Talking transportation

South Winnipeg-St. Norbert Coun. Janice Lukes launches transportation conversation series

Photo by Chantal Zdan

In the face of persistent transportation challenges in Winnipeg, South Winnipeg-St. Norbert Coun. Janice Lukes is listening as the city’s residents sound off through a series of public consultations this winter and into the spring.

The series of so-called “transportation conversations” began with its first meeting at the Forks Market in January. The meeting focused on the issues of snow removal and active transportation in Winnipeg. The second meeting, held on Feb. 18, focused on transit and rapid transit in the city.

Coun. Lukes, who serves as the chair of the standing policy committee on infrastructure renewal and public works, said she was prompted to engage with the public on transportation because it is imperative to get the opinion of transit riders, cyclists, motorists, and pedestrians on planned projects.

“It is always important to talk to the people,” Lukes said. “It is really important to hear the grassroots – you can talk to organizations, you can talk to levels of government but you need the people, the users: they walk on the sidewalks, they bike in the bikeways, they take the buses.

“That is important to me, to hear the unfiltered truth – that is one of the things that prompted the series.”

Lukes told the Manitoban that she has made significant progress on planning issues as a result of the responses from the transportation conversation series with respect to the challenges faced by city residents.

“Every topic has champions,” she said.

“There’s transit people that maybe don’t care about the sidewalks. The sidewalk people maybe don’t care about transit. There’s different groups of people in these conversations, but it helps me do my job better. I think that’s really important.”

Transportation challenges at the U of M

Orly Linovski, an assistant professor in the department of city planning at the U of M, received funding from the Social Sciences and Humanities Research Council last September for a research project on bus rapid transit in medium-sized cities, including Winnipeg.

Linovski told the Manitoban there are several transportation challenges peculiar to students at the University of Manitoba, such as the low frequency of buses outside of the usual rush hour periods.

“One of the challenges is providing reliable service beyond the 9 a.m. to 5 p.m. work hours, so students can be on campus throughout the day,” Linovski said.

“And it is probably an issue for many students in terms of the frequency of transportation after the rush hour and also for students that live outside central Winnipeg, connections are often very difficult.”

According to Linovski, the university has a key role to play in ensuring that subsidies for faculty members who own cars do not become disproportionate incentives for car ownership.

“The university always has a role. I mean, one of the current issues is that the two faculty parking passes are cheaper than two bus passes and so we subsidize parking but we don’t subsidize transit in the same way for faculty and staff,” she said.

“Extending the transit program to include people that don’t want to drive […] as well as people that are using other means of transportation will be a strong step in the right direction.”

According to active transportation proponents, there are also barriers for students, faculty, and staff who wish to commute using active options like biking.
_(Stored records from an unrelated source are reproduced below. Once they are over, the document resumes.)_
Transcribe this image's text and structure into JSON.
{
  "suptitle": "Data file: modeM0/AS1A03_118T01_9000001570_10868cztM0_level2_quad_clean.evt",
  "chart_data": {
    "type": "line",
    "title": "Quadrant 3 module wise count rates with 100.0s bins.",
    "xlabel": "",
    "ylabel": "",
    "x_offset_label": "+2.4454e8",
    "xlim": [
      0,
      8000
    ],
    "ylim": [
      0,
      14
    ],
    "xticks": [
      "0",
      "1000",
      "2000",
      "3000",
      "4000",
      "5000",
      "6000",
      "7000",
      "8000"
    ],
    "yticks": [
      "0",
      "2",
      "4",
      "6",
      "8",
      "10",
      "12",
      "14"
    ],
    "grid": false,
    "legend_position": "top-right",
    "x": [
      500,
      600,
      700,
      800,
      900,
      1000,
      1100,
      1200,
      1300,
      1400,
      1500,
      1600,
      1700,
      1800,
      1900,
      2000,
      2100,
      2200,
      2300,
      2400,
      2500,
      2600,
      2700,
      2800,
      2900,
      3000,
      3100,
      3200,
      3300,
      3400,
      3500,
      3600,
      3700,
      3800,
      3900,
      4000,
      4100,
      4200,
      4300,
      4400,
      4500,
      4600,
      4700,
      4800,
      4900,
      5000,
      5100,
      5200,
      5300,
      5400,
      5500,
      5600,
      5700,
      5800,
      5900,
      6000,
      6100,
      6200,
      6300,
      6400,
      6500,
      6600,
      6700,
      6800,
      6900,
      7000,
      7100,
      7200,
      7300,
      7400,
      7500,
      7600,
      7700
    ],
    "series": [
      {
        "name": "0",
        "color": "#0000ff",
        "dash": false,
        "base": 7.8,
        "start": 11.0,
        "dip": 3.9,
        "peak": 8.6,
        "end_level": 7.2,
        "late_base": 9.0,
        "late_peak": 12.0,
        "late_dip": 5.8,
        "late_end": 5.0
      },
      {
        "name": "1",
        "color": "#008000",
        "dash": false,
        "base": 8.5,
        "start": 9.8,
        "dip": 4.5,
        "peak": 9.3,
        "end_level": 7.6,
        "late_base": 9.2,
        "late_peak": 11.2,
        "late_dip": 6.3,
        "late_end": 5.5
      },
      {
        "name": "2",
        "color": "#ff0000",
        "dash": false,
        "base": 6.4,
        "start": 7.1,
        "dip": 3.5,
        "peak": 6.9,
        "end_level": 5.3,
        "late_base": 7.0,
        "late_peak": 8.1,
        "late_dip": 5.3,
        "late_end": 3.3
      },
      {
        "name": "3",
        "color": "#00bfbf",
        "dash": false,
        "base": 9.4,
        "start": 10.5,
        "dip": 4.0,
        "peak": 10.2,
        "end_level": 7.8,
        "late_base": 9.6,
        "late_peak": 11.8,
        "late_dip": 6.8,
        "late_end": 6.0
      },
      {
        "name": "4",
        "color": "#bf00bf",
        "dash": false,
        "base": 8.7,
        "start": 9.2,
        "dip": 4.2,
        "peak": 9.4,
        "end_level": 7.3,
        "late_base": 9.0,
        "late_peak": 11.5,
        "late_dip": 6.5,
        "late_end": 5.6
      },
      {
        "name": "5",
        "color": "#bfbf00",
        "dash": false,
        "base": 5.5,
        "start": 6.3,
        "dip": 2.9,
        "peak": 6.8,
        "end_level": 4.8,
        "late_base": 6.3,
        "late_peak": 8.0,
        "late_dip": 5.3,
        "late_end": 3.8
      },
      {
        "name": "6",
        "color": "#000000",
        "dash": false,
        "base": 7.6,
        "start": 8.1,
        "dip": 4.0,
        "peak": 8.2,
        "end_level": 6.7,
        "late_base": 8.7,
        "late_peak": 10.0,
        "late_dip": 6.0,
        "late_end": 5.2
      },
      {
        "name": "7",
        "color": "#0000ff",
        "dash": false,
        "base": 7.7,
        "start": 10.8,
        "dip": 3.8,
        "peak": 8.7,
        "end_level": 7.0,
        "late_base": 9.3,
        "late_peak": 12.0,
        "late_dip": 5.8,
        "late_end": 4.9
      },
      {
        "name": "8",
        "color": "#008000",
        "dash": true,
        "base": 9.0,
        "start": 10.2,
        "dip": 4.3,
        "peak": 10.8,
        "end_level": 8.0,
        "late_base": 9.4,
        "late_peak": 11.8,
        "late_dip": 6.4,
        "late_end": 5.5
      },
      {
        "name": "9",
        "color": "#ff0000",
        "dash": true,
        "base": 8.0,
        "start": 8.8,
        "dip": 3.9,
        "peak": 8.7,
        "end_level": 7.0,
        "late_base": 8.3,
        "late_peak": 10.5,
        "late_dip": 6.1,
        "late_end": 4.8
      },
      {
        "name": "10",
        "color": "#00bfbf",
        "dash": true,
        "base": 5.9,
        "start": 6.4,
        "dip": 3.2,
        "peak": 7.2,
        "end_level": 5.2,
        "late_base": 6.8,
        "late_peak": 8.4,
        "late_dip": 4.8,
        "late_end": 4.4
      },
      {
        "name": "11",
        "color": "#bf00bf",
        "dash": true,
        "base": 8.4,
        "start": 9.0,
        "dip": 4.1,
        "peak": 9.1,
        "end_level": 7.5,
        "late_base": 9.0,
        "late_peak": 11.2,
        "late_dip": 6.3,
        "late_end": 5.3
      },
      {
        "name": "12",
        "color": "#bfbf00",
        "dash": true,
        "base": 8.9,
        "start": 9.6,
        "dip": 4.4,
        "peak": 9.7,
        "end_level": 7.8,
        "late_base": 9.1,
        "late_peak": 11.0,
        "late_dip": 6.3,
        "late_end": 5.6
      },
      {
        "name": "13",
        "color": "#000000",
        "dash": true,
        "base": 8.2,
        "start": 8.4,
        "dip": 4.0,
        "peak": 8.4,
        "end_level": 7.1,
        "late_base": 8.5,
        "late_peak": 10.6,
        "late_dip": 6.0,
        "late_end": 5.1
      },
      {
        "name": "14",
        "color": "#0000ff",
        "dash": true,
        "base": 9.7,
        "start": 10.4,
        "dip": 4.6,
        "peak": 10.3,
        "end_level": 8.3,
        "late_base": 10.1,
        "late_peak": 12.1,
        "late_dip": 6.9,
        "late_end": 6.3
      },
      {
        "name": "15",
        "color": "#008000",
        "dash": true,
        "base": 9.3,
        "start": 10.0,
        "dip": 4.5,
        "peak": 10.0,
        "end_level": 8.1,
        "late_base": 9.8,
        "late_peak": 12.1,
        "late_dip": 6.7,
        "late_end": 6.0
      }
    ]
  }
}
“Three main challenges are distance, risk of theft, and adverse conditions,” said Anders Annell, co-ordinator of U of M Recycling and Environment Group, in an email.

“Most of the routes that commuter cyclists choose have worse surface conditions in winter than the spaces used by cars and buses; think of the outside edge of the curb lane compared to any other lane, or how difficult the sidewalks can become for pedestrians and cyclists.”

Taking it a step further, Ian Hall, director of the office of sustainability, said that the transportation challenges at the U of M are similar to those being encountered at other big locations in the city.

“As a major institution that draws tens of thousands of students, staff and visitors every day, our campuses have many of the same transportation challenges that other destinations do: large peak-time demands, coping with weather, offering transportation choices that keep pace with what our community wants, and maintaining and updating the infrastructure that enables access to our facilities,” Hall said in an email.

Hall stated that the office of sustainability organizes events like Commuter Challenge, Bike to Work Day and the Jack Frost Challenge at different months of the year to encourage environmentally friendly transportation options at the U of M.

He added that the results of a recent campus commuter survey carried out in January will be used for planning the university’s sustainable transportation strategy.

“Later in 2016, the office of sustainability will be using the results of the survey as a key input for a sustainable transportation strategy. Community input into this strategy will be invited next fall, but input is welcomed at any time,” Hall said.

Annell, who is also a fourth-year environmental science student at the U of M, added that the city can help make biking more realistic for students.

“The city could solve a few key gaps in the cycling route network. Most cyclists will tell you that the most dangerous part of their commute, or the part they avoid, is a bridge or underpass,” he said.

“While we have been fortunate to see many premium cycling routes spring up around the Fort Garry campus […] the gaps leave cyclists to choose safety or speed.”